Jakarta – The Asian Muslim Action Network (AMAN) Indonesia didukung oleh Kementerian Pemberdayaan Perempuan dan Perlindungan Anak (KPPPA) menggelar Focused Group Discussion (FGD) untuk merefleksikan implementasi Rencana Aksi Nasional Perlindungan dan Pemberdayaan Perempuan dan Anak dalam Konflik Sosial (RAN P3AKS) 2020-2025. Agenda yang diikuti oleh 33 orang orang pewakilan Kementerian dan Lembaga digelar di Jakarta, Selasa (13 Agustus 2024).
Agenda tersebut, berhasilkan mengidentifikasi isu-isu kritis terkait ancaman keamanan perempuan, termasuk kekerasan terhadap perempuan dan anak, diskriminasi gender, pemahaman agama yang bias, dan ancaman di dunia digital. Selain itu, dalam agenda tersebut menekankan pentingnya penguatan partisipasi perempuan sebagai mediator konflik dan penciptaan lingkungan yang mendukung peran perempuan dlam penanganan konflik.
Agenda refleksi tersebut menjadi dasar untuk penyempurnaan implementasi RAN P3AKS ke depannya, dengan fokus pada penguatan koordinasi antar lembaga, peningkatan partisipasi perempuan, dan penyesuaian program sesuai konteks kekinian. Direktur AMAN Indonesia, Ruby Kholifah, menyoroti pentingnya evaluasi implementasi Rencana Aksi Nasional Perlindungan dan Pemberdayaan Perempuan dan Anak dalam Konflik Sosial (RAN P3AKS) yang telah berjalan selama satu dekade.
Ruby menekankan bahwa RAN P3AKS lahir sebagai respons terhadap mandat internasional Resolusi Dewan Keamanan PBB 1325. ”RAN P3AKS mengingatkan kita bahwa dampak konflik, perang, dan berbagai ancaman terhadap perempuan dan anak berbeda dari kelompok lainnya,” ujar Ruby, saat membuka agenda.
Dia mengungkapkan, untuk memahami kekerasan berbasis gender dalam konteks konflik sangat penting, mengingat banyak pelanggaran HAM yang terjadi bukan hanya pembunuhan, tetapi juga kekerasan seksual. Dirinya juga menggarisbawahi adanya upaya sistematis yang menjadikan perempuan sebagai korban dalam situasi konflik. Namun, ia juga menekankan bahwa selama 10 tahun implementasi RAN P3AKS, perempuan tidak hanya berperan sebagai korban, tetapi juga sebagai agen perubahan.
”Kita telah melihat pengiriman perempuan dalam Pasukan Garuda ke misi PBB. Di tingkat akar rumput, perempuan menunjukkan kekuatan yang luar biasa dalam menangani konflik,” jelasnya.
Dia menyoroti pentingnya evaluasi terhadap partisipasi perempuan dalam penyelesaian konflik.

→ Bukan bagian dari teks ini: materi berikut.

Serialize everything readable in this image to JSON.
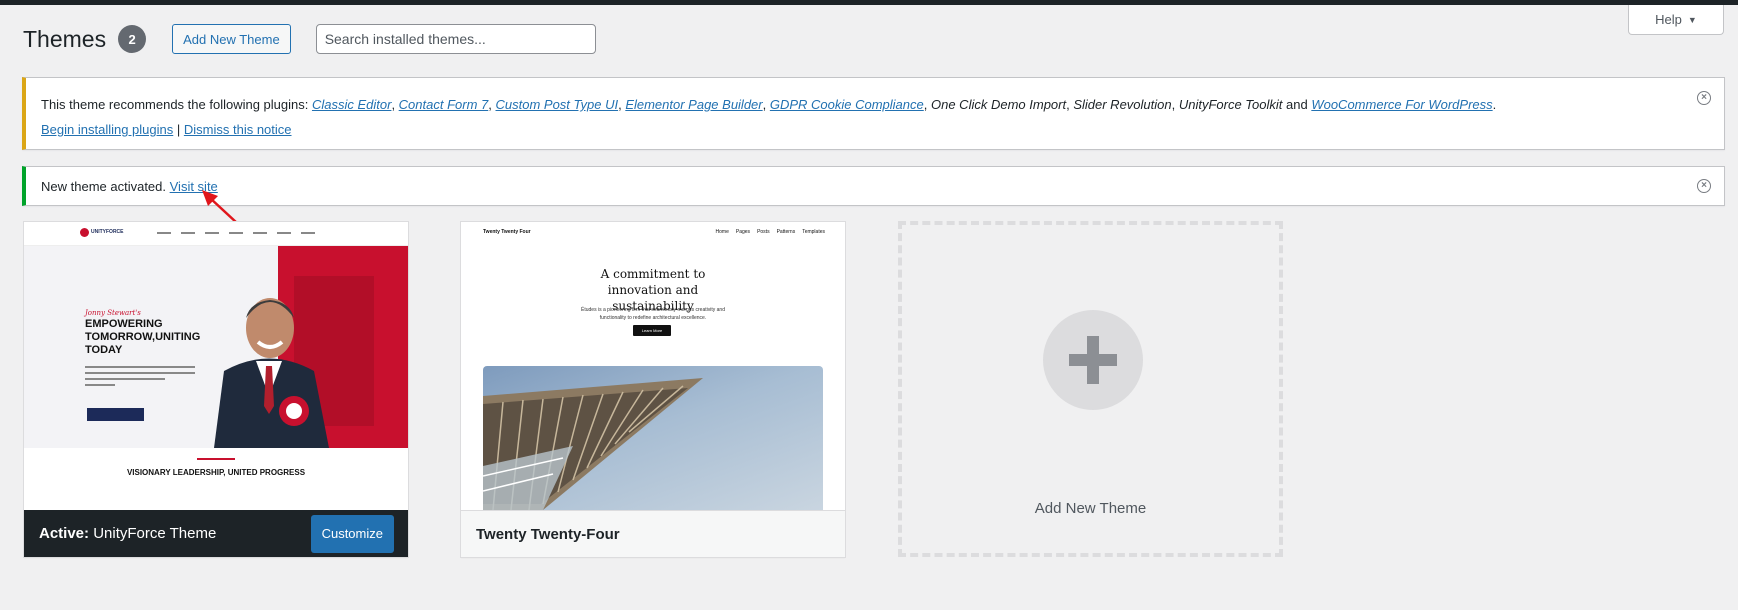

Setiap penyelesaian konflik, pemimpin perempuan hadir di meja perundingan. Jangan sampai penyelesaian konflik masih sangat maskulin. Menanggapi perkembangan teknologi, dirinya mengingatkan bahwa dunia digital memberi perempuan kekuatan besar, namun juga meningkatkan kerentanan mereka.

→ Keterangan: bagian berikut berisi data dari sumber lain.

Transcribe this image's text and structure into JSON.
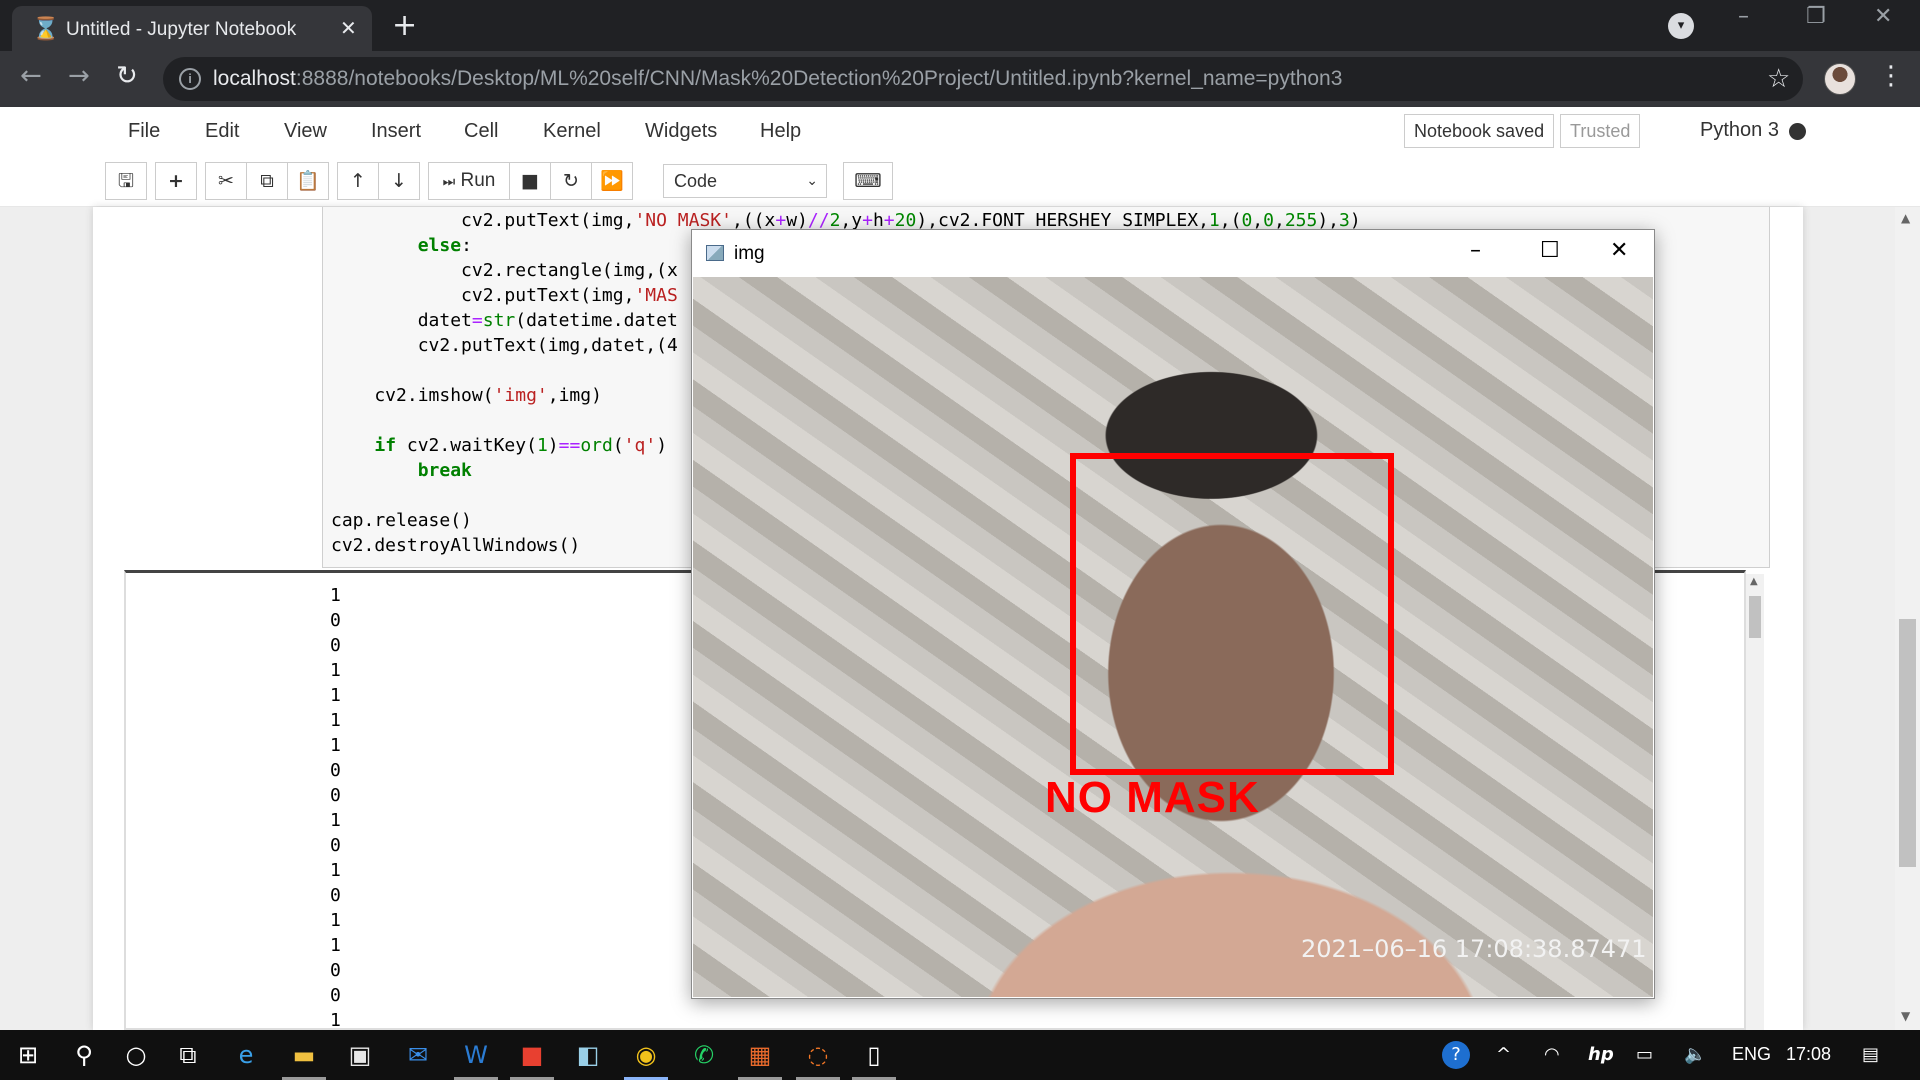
{
  "browser": {
    "tab_title": "Untitled - Jupyter Notebook",
    "tab_icon": "hourglass-icon",
    "new_tab_symbol": "+",
    "url_host": "localhost",
    "url_rest": ":8888/notebooks/Desktop/ML%20self/CNN/Mask%20Detection%20Project/Untitled.ipynb?kernel_name=python3"
  },
  "jupyter": {
    "menu": [
      "File",
      "Edit",
      "View",
      "Insert",
      "Cell",
      "Kernel",
      "Widgets",
      "Help"
    ],
    "notebook_status": "Notebook saved",
    "trusted_label": "Trusted",
    "kernel_name": "Python 3",
    "run_label": "Run",
    "cell_type": "Code"
  },
  "code_lines": [
    "            cv2.putText(img,'NO MASK',((x+w)//2,y+h+20),cv2.FONT_HERSHEY_SIMPLEX,1,(0,0,255),3)",
    "        else:",
    "            cv2.rectangle(img,(x",
    "            cv2.putText(img,'MAS",
    "        datet=str(datetime.datet",
    "        cv2.putText(img,datet,(4",
    "",
    "    cv2.imshow('img',img)",
    "",
    "    if cv2.waitKey(1)==ord('q')",
    "        break",
    "",
    "cap.release()",
    "cv2.destroyAllWindows()"
  ],
  "output_values": [
    "1",
    "0",
    "0",
    "1",
    "1",
    "1",
    "1",
    "0",
    "0",
    "1",
    "0",
    "1",
    "0",
    "1",
    "1",
    "0",
    "0",
    "1"
  ],
  "cv_window": {
    "title": "img",
    "detection_label": "NO MASK",
    "timestamp": "2021–06–16  17:08:38.87471"
  },
  "taskbar": {
    "language": "ENG",
    "time": "17:08"
  },
  "colors": {
    "detection_box": "#ff0000",
    "jupyter_orange": "#f37726",
    "chrome_dark": "#202124"
  }
}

”Ruang digital telah menjadi arena strategis untuk rekrutmen kelompok-kelompok tertentu,” tekannya
Terakhir, perempuan peraih N-Peace itu menekankan bahwa implementasi RAN P3AKS membutuhkan kerja sama lintas sektor. RAN P3AKS tidak bisa diselesaikan hanya oleh satu pihak. Dibutuhkan kerja sama lintas kementerian dan lembaga, serta keterlibatan aktif masyarakat sipil dan organisasi non-pemerintah.
”Evaluasi komprehensif ini diharapkan dapat menjadi landasan untuk penguatan implementasi RAN P3AKS di masa mendatang, dengan fokus pada peningkatan partisipasi perempuan dalam resolusi konflik dan perlindungan di era digital,” pungkasnya.
Agenda yang digelar selama sehari tersebut, dimulai dengan pembukaan, diskusi pemantik dan diskusi kelompok. Dari yang dihimpun, Implementasi RAN P3AKS di Indonesia telah memasuki generasi kedua. Data Kemendagri mengungkapkan hingga Oktober 2023 menyebutkan sebanyak 22 provinsi telah memasukkan rencana aksi P3AKS dalam RAD PKS meski dengan bentuk rencana aksi yang berbeda-beda. Kemudian KemenPPPA dan AMAN Indonesia menunjukkan 12 provinsi telah mengesahkan RAD P3AKS melalui Peraturan maupun Surat Keputusan Gubernur.